NZZ, 13. April 2004, 
«Sinnlichkeit, selbst in der Trauer», von A. Zimmerlin

Wenn sich zwei sehr gute Chöre zusammentun, kann sich Ausserordentliches ereignen: Am Schluss des gemeinsamen Karfreitagskonzerts des Singkreises der Engadiner Kantorei (Leitung: Anna Jelmorini) und des schmaz schwuler Männerchor Zürich (Leitung: Karl Scheuber) erklangen zwei A-cappella-Sätze aus Gioachino Rossinis «Stabat Mater», für welche sich die beiden Chöre vereinigten.
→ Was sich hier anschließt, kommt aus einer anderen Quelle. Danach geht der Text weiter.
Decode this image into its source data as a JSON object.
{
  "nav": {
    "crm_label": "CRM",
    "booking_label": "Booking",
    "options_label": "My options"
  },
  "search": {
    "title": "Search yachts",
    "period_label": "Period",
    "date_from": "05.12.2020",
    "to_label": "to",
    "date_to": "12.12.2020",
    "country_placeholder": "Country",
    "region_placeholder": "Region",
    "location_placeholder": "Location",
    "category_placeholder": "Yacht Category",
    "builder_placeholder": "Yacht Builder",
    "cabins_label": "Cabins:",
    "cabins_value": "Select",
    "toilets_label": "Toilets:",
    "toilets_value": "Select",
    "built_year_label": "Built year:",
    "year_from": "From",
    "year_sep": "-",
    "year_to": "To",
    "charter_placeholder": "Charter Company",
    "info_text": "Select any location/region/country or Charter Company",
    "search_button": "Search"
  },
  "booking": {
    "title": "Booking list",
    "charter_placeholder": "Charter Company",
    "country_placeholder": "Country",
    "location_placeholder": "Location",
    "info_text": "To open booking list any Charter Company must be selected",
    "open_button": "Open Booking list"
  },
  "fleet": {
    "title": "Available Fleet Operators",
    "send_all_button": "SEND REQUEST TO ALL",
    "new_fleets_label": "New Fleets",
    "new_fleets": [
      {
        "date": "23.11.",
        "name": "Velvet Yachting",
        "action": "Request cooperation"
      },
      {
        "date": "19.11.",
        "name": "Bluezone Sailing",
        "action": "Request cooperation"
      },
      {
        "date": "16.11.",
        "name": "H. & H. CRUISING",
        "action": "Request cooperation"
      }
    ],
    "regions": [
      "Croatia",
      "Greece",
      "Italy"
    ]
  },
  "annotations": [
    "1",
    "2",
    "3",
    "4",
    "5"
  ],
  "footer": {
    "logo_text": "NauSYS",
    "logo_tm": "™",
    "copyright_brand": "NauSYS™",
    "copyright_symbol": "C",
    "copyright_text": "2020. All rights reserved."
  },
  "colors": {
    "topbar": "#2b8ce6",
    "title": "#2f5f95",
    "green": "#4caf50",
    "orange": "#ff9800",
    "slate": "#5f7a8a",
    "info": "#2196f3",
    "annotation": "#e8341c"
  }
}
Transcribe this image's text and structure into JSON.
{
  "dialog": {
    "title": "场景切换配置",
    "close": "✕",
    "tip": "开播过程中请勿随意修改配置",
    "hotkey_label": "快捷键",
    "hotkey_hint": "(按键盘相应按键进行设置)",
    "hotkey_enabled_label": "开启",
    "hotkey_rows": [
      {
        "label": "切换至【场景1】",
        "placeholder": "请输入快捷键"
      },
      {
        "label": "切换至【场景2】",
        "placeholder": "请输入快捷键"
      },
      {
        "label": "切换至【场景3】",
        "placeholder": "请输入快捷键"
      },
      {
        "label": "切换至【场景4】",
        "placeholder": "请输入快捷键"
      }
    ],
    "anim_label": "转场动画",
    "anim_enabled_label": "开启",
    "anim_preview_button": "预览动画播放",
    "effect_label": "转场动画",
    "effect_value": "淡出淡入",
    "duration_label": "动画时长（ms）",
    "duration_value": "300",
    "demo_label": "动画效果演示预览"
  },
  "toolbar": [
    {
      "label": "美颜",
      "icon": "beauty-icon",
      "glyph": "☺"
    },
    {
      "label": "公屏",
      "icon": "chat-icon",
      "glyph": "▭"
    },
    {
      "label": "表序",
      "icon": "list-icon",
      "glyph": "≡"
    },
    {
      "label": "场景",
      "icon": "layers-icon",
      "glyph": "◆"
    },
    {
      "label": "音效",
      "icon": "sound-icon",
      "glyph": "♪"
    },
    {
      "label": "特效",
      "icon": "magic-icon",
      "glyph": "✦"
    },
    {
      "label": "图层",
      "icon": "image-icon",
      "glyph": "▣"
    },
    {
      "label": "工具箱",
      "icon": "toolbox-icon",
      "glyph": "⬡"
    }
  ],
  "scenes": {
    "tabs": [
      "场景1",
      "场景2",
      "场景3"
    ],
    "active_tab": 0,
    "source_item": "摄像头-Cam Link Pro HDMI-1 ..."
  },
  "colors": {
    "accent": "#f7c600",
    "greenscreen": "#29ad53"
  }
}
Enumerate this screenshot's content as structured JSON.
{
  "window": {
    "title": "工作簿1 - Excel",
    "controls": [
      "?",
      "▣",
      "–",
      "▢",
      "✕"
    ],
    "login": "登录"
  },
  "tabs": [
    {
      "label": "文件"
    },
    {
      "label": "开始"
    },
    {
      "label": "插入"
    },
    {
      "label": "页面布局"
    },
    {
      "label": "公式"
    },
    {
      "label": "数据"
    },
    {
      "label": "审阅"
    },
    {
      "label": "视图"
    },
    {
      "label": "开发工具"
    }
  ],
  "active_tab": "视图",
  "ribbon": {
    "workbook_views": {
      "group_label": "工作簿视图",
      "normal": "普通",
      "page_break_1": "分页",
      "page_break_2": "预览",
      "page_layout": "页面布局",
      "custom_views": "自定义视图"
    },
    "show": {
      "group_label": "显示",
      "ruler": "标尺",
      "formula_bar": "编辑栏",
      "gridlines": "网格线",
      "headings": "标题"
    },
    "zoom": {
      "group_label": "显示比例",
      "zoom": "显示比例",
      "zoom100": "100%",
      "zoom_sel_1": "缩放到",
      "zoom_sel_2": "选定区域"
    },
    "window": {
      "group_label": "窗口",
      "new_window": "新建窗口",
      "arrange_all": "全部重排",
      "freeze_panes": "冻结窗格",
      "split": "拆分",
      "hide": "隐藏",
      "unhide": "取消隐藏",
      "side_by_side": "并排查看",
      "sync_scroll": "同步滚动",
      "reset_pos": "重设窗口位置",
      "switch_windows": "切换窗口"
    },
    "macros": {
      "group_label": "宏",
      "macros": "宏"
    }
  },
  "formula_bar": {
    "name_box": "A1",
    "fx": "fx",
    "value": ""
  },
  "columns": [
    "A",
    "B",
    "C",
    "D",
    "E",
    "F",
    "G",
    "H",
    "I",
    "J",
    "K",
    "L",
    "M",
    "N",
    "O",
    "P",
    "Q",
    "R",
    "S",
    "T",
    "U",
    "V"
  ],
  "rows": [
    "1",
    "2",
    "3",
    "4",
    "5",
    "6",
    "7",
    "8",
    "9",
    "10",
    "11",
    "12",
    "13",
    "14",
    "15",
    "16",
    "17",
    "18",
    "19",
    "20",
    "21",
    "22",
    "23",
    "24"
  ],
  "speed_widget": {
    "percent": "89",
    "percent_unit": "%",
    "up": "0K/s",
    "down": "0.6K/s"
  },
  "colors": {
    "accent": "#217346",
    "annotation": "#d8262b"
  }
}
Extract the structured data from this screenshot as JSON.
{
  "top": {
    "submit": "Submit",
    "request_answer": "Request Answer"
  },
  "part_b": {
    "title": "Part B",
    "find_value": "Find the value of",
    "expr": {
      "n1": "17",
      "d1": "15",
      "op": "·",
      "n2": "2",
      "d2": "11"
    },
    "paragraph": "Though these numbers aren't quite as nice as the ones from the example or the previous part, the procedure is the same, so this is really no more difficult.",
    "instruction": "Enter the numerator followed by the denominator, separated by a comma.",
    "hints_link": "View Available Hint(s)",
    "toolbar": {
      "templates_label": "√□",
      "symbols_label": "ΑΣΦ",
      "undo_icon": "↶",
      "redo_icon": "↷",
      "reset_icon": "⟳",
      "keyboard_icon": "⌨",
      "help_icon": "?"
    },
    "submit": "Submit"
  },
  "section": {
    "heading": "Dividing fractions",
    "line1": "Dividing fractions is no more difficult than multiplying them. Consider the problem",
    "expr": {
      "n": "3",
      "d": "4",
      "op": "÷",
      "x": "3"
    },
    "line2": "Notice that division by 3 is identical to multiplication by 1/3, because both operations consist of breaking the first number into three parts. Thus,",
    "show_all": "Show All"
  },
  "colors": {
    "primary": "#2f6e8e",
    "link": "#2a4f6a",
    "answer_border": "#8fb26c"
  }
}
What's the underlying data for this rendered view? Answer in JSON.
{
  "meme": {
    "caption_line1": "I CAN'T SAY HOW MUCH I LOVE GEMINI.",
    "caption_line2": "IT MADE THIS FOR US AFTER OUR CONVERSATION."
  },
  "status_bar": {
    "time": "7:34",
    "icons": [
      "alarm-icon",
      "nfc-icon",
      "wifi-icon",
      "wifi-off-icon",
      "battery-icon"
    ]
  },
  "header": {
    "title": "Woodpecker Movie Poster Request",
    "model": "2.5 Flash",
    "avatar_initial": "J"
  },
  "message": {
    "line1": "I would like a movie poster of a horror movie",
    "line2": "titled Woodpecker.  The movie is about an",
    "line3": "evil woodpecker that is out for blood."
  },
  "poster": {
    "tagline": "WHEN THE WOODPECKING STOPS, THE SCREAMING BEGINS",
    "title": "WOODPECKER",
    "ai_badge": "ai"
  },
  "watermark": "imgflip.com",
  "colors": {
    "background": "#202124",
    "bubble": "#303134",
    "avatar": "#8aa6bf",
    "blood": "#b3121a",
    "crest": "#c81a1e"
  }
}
Unglaublich, welch sinnlicher Klang, welche Farben, welche Fülle hier das Zürcher Grossmünster füllten.

Rossini ist im «Eja Mater» (Chor mit Bass-Solo) und im «Quando corpus morietur» (Chor allein) raffinierter mit dem Chorklang und Chorsatz umgegangen, als er es sonst mit einem Orchester zu tun pflegte. Und mit welch fein ausgehörtem Atem, welchen Klangmischungen verstanden es Jelmorini und Scheuber - sie leiteten je einen der Sätze -, diese Musik im grossen Kirchenraum wirken zu lassen.

Doch schon davor zeigte sich, in welch vortrefflicher Verfassung die beiden Chöre sind. Sie präsentierten sich je einzeln mit Raritäten. Der Singkreis beispielsweise mit einem «Miserere», zwei Karfreitags-Responsorien und einem meisterlichen «De Profundis» (hier wurden die tiefen Männerstimmen durch den schmaz verstärkt) des Bach-Zeitgenossen Zelenka. Und der schmaz machte mit einem frühen, beinahe opernhaften «Miserere» Rossinis bekannt. Begleitet wurden die Chöre durch das Orchester La Chapelle Ancienne auf historischen Instrumenten, und für die Soli konnten drei ausgezeichnete Männerstimmen gewonnen werden: Hans-Jürg Rickenbacher (Tenor), Tino Brütsch (Tenor) und Peter Brechbühler (Bass).